Say we have 300 object proposals, we then have about 90,000 pairs. To address this computational issues, we propose a smart but simple way. We decompose the score function to two asymmetric kernel functions. Based on these two kernel functions, computing the scores for a quadratic number of object pairs becomes projections of objects and computing the similarity with simple matrix multiplications. The RePN becomes low computational cost and learnable end-to-end based on the structure supervisions.
Integrate the graph context
Once the graph structure is confirmed by RePN, the next step is to infer the scene graph labels. At this stage, context plays an important role. To achieve this, we propose attentional graph convolutional networks (aGCNs).
Graph convolutional network (GCN) is not new, which was first proposed for semi-supervised learning . We extended it to scene graph generation and then added the attention mechanism to it. The aGCNs work as two levels: 1) feature-level and 2) semantic-level.

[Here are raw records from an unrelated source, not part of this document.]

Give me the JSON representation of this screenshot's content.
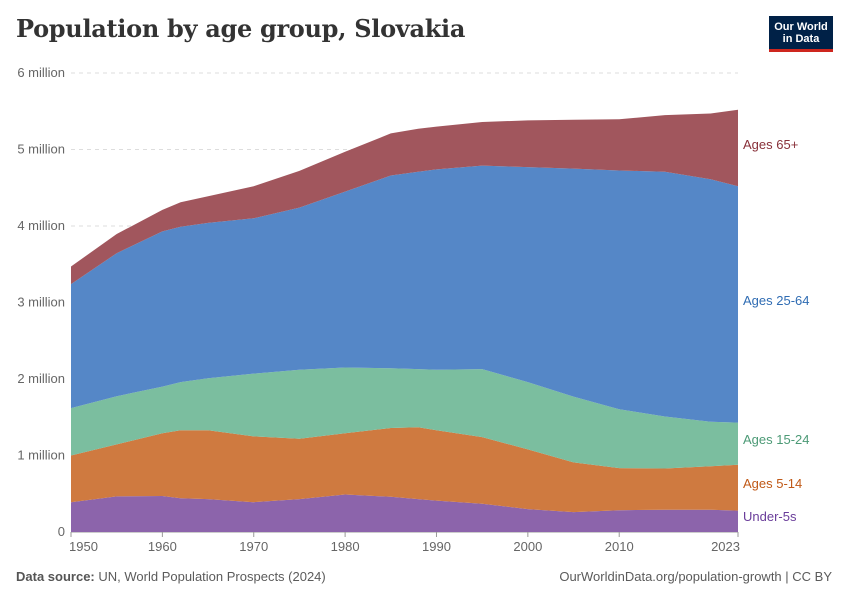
{
  "header": {
    "title": "Population by age group, Slovakia",
    "logo_line1": "Our World",
    "logo_line2": "in Data"
  },
  "footer": {
    "source_label": "Data source:",
    "source_text": "UN, World Population Prospects (2024)",
    "url_text": "OurWorldinData.org/population-growth | CC BY"
  },
  "colors": {
    "under5": "#8c64ab",
    "age5_14": "#cf7a40",
    "age15_24": "#7bbe9f",
    "age25_64": "#5587c7",
    "age65": "#a1565d"
  },
  "chart_data": {
    "type": "area",
    "stacked": true,
    "title": "Population by age group, Slovakia",
    "x": [
      1950,
      1955,
      1960,
      1962,
      1965,
      1970,
      1975,
      1980,
      1985,
      1988,
      1990,
      1995,
      2000,
      2005,
      2010,
      2015,
      2020,
      2023
    ],
    "xticks": [
      "1950",
      "1960",
      "1970",
      "1980",
      "1990",
      "2000",
      "2010",
      "2023"
    ],
    "yticks": [
      "0",
      "1 million",
      "2 million",
      "3 million",
      "4 million",
      "5 million",
      "6 million"
    ],
    "ylim": [
      0,
      6000000
    ],
    "xlim": [
      1950,
      2023
    ],
    "grid": "horizontal-dashed",
    "legend_placement": "right, inline labels",
    "series": [
      {
        "name": "Under-5s",
        "values": [
          390000,
          465000,
          470000,
          440000,
          430000,
          390000,
          430000,
          490000,
          460000,
          430000,
          410000,
          370000,
          300000,
          260000,
          285000,
          290000,
          290000,
          280000
        ]
      },
      {
        "name": "Ages 5-14",
        "values": [
          610000,
          680000,
          820000,
          890000,
          900000,
          860000,
          790000,
          800000,
          900000,
          940000,
          920000,
          870000,
          780000,
          650000,
          550000,
          540000,
          570000,
          600000
        ]
      },
      {
        "name": "Ages 15-24",
        "values": [
          620000,
          630000,
          610000,
          630000,
          680000,
          820000,
          900000,
          860000,
          780000,
          760000,
          790000,
          890000,
          880000,
          860000,
          770000,
          680000,
          580000,
          550000
        ]
      },
      {
        "name": "Ages 25-64",
        "values": [
          1620000,
          1870000,
          2030000,
          2030000,
          2030000,
          2030000,
          2120000,
          2300000,
          2520000,
          2580000,
          2620000,
          2660000,
          2810000,
          2980000,
          3120000,
          3200000,
          3170000,
          3090000
        ]
      },
      {
        "name": "Ages 65+",
        "values": [
          230000,
          250000,
          280000,
          320000,
          350000,
          420000,
          480000,
          520000,
          550000,
          560000,
          560000,
          570000,
          610000,
          640000,
          670000,
          740000,
          860000,
          1000000
        ]
      }
    ]
  }
}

At the feature-level, we extract the representations for each object nodes and edges in the pruned graph and then compute the attention weights for the neighbor nodes of each node. These attention weights are used to update the input object and relationship representations through GCNs. At the semantic level, based on the updated features, we predict the class distributions over the graph. These class distributions are further sent to another aGCN, whose outputs are used to infer the final scene graph labels. This way, aGCNs integrate the context at both the feature- and semantic-level, which is more thorough and effective.
How to evaluate the scene graph generation?
Prior work has proposed to evaluate scene graph generation under a simple triplet-recall based metric. Under this metric, which we will refer to as SGGen, the ground truth scene graph is represented as a set of <object, relationship, subject> triplets and recall is computed via exact match. A triplet is considered `matched’ in a generated scene graph if all three elements have been correctly labeled, and both subject and object nodes have been properly localized (i.e, bounding box IoU>0.5).
To mitigate this issue, we propose a new metric called SGGen+ as the augmentation of SGGen. SGGen+ not only considers the triplets in the graph but also the singletons (object and predicate). An illustrative comparison is shown in Figure 3.
What are the merits of Graph R-CNN?
As a support, we evaluate our scene graph generation model on a large-scale dataset, called visual genome  with previous metrics and our proposed metric. It turns out that our model beats previous models by a significant margin.
Two other merits except for the performance improvement are: 1) The object detection performance is improved due to the benefit from RePN. With the supervision of scene graph structure, the parameters in the object detection parts could be learned with more supervisions, from both node annotations and edge annotations. 2) The common-sense emerges in our aGCNs. By visualizing the parameters in semantic-level GCNs, we observe strong co-occurrence patterns between different objects, objects, and relationships.
In summary, we introduced a new model called Graph R-CNN for scene graph generation. Our model includes a relation proposal network (RePN) that efficiently and intelligently prunes out pairs of objects that are unlikely to be related and an attentional graph convolutional network (aGCN) that effectively propagates contextual information across the graph.
We also introduce a novel scene graph generation evaluation metric that is more fine-grained and realistic than existing metrics. Our approach outperforms existing methods for scene graph generation, as evaluated using existing metrics and our proposed metric. We believe this simple but effective framework would provide a novel scene graph generation technique, and also shed light into some other areas that involve graph structure learning and graph labeling.